In 2021, Amazon announced that it will open its African regional office in South Africa with a real estate investment of over $280 million, with Lesbeek Leisure Properties (LLP) saddled with the responsibility to develop the facility.
Earlier in March, a South African court ordered LLP to halt construction over concerns by indigenous people—Khoi and San—that the US company is defiling sacred land.
The proposed HQ is part of a real estate project at a site known as the River Club, located on a floodplain at the confluence of the Black and Liesbeek Rivers near Cape Town—which is expected to see Amazon become the anchor tenant, along with other large commercial businesses – if completed.
The site for the construction is a historic site of the Indigenous people’s struggle against colonial powers.
“In the early 16th century, invading Portuguese forces were beaten back by the Khoi and San communities.

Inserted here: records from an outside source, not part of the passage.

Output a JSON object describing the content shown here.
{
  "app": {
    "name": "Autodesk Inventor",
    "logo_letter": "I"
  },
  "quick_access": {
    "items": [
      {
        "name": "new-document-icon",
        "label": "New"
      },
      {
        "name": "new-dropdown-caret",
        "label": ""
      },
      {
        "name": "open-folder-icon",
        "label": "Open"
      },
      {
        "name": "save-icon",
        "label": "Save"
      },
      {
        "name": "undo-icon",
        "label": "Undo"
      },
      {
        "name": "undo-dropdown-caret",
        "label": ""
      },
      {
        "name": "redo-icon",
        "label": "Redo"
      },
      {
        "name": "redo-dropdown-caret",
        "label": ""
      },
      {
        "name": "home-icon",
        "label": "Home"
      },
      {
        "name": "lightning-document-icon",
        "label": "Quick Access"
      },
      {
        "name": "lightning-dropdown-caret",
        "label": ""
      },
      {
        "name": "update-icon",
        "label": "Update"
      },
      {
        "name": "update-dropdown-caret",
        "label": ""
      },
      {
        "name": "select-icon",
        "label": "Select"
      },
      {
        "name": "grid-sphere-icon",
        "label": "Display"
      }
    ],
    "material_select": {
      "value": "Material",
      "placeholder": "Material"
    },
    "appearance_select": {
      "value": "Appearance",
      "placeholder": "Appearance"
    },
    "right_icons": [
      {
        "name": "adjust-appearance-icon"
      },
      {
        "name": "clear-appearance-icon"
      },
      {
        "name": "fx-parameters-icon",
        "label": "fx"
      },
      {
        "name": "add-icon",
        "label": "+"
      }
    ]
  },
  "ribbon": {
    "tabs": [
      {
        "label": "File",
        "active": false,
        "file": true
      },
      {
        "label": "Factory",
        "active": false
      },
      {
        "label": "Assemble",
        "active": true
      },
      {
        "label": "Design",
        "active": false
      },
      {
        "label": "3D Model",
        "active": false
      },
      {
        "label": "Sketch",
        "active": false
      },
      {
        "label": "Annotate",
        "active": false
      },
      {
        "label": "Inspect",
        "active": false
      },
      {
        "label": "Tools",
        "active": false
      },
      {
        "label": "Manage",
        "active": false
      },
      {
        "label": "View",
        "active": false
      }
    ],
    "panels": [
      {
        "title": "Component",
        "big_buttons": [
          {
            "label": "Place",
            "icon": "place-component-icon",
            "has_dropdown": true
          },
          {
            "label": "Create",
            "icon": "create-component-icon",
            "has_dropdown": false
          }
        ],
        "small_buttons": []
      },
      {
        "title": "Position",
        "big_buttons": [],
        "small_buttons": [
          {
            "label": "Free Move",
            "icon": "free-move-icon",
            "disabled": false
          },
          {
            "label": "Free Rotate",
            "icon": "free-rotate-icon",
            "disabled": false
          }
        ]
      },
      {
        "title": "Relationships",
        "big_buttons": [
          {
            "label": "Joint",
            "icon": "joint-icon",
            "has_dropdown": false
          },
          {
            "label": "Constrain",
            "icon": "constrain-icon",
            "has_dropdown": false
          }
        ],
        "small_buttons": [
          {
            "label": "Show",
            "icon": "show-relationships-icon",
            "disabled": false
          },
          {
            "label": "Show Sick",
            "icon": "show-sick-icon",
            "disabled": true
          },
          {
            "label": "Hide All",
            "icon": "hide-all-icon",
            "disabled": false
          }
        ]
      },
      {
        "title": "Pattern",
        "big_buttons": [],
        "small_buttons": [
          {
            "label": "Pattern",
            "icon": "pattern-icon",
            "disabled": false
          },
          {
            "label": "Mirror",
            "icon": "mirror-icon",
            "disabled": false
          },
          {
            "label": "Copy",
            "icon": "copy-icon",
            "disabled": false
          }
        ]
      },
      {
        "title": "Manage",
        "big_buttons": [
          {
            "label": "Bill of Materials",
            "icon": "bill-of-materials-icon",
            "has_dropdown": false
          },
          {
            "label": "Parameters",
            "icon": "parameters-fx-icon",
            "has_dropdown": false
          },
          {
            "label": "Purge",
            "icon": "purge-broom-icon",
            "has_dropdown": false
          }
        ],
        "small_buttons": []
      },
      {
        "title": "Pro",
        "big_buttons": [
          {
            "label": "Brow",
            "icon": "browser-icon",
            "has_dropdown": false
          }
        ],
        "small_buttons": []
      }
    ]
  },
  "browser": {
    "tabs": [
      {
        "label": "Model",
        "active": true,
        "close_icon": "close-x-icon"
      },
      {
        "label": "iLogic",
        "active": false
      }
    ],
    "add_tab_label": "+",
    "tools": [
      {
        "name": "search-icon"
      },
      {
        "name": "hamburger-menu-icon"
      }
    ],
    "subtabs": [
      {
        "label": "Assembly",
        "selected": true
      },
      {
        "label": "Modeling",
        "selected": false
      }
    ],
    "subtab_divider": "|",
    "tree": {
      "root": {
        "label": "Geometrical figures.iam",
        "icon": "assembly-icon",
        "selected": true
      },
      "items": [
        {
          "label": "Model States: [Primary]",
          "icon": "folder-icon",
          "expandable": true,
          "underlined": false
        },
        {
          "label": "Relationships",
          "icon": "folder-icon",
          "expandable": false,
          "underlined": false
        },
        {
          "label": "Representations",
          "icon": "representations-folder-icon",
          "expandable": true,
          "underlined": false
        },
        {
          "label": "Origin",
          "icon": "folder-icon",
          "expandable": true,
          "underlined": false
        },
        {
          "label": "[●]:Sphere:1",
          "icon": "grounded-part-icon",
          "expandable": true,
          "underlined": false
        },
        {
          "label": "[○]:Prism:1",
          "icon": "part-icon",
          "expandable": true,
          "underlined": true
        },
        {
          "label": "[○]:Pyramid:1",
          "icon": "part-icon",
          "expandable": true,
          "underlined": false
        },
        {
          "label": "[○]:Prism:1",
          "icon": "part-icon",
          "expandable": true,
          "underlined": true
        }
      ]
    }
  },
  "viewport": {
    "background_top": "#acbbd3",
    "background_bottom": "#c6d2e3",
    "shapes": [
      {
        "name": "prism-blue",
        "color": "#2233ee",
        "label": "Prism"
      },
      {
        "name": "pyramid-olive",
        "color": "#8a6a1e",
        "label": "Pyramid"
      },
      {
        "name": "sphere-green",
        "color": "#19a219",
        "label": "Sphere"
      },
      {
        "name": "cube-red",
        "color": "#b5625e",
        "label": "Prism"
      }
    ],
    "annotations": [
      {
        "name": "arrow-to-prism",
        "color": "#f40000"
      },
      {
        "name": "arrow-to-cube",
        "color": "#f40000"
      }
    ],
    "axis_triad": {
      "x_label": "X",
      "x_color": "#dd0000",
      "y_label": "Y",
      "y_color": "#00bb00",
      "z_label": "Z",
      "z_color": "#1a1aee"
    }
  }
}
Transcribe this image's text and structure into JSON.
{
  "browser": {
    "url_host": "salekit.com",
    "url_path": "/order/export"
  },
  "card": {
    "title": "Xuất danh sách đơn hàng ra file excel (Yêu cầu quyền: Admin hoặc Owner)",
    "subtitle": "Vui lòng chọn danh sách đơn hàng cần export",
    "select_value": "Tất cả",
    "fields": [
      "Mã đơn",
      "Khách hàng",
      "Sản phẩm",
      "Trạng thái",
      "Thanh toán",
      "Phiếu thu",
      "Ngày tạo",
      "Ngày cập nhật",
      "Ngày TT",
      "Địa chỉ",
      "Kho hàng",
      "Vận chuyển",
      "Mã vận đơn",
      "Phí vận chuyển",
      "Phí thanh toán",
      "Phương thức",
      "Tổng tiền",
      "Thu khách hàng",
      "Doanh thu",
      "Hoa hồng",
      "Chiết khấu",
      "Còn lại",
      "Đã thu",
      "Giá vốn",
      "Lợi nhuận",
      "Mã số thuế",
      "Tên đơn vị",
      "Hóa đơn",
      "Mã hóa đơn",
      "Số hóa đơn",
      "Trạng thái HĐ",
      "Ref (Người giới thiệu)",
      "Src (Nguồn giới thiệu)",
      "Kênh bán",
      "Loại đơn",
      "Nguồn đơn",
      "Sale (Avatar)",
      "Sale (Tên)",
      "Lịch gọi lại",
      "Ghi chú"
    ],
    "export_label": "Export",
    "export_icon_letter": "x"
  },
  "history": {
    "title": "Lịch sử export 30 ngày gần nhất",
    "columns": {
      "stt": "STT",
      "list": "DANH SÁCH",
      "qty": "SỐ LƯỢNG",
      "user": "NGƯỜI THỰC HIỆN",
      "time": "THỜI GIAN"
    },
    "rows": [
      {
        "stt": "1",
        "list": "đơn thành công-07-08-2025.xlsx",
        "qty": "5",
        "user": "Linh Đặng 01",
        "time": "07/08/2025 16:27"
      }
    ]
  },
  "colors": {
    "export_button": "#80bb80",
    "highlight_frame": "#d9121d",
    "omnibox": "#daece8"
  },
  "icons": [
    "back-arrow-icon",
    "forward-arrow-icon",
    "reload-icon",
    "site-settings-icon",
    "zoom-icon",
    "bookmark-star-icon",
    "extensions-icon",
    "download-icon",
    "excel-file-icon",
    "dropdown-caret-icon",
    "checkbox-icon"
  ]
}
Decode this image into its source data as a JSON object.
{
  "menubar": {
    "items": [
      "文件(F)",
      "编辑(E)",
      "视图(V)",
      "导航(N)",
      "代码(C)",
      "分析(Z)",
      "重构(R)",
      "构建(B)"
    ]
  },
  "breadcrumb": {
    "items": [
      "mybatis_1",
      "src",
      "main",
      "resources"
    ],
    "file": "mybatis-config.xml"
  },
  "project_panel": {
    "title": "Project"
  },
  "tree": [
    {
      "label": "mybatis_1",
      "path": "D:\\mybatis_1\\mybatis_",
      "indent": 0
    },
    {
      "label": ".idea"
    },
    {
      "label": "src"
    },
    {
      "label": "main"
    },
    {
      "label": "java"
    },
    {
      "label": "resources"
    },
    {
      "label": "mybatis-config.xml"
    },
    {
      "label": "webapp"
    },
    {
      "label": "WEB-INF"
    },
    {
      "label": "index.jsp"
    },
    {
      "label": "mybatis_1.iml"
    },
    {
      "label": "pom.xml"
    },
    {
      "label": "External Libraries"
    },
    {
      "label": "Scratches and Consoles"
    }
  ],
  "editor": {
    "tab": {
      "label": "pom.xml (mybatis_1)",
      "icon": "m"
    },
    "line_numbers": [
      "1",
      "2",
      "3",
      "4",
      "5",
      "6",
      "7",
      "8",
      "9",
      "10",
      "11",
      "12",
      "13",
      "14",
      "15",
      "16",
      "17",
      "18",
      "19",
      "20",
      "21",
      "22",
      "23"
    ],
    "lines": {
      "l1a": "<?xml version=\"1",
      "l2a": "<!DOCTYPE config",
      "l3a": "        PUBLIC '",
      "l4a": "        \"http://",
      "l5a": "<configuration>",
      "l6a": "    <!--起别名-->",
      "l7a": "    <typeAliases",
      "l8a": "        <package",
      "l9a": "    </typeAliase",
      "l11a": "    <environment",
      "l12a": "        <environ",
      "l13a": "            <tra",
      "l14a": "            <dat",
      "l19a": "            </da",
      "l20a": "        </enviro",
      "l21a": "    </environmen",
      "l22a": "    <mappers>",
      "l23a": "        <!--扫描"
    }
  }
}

Some 150 years later, the Indigenous people resisted Dutch settlers who launched their campaign of land dispossession from this same spot. Indigenous communities consider it sacred ancestral land and construction on it would be a major violation of their rights,” Michael Kwet, a sociology doctorate from Rhodes University, South Africa, writes.
To compensate the community, a Heritage and Cultural Centre that will memorialise the history of the area and educate the public about past events in the broader precinct and beyond will be erected on the facility, according to information on the developer’s website.
However, Kwet argued that “if plans for the new headquarters go forward, the company will also further entrench its neocolonial dominance and exploitative economic model on the African continent.”
Amazon received approval from the City of Cape Town in April 2021, in fact, the Executive Mayor of the city, Dan Plato described the project as “a significant boost to the economy and the people of Cape Town in the aftermath of the national COVID-19 lockdown”. But resentment and protests quickly followed, then the court order in March 2022. However, the defendants—consisting of the LLP, the City of Cape Town, the Department of Environmental Affairs and Development Planning and First Nations Collective—launched separate appeals to continue construction of the site.
On Sunday (July 24, 2022), Sunday Times reported that LLP filed an affidavit on July 18, 2022, expressing its concern that any further delay in the construction could warrant a penalty of $28,000 a day, payable to Amazon.
The affidavit, reportedly filed by LLP spokesperson James Tannenberger, reveals LLP was advised by its legal counsel that if the court rules in favour of further work stoppages, it could take between 12 to 24 months for a final ruling to be made by the court—a delay which would see all contractual agreements with Amazon Development Centre (ADC) South Africa terminated.
Amazon has also warned that further postponement of the construction could result in the termination of the development and the lease agreements signed with LLP.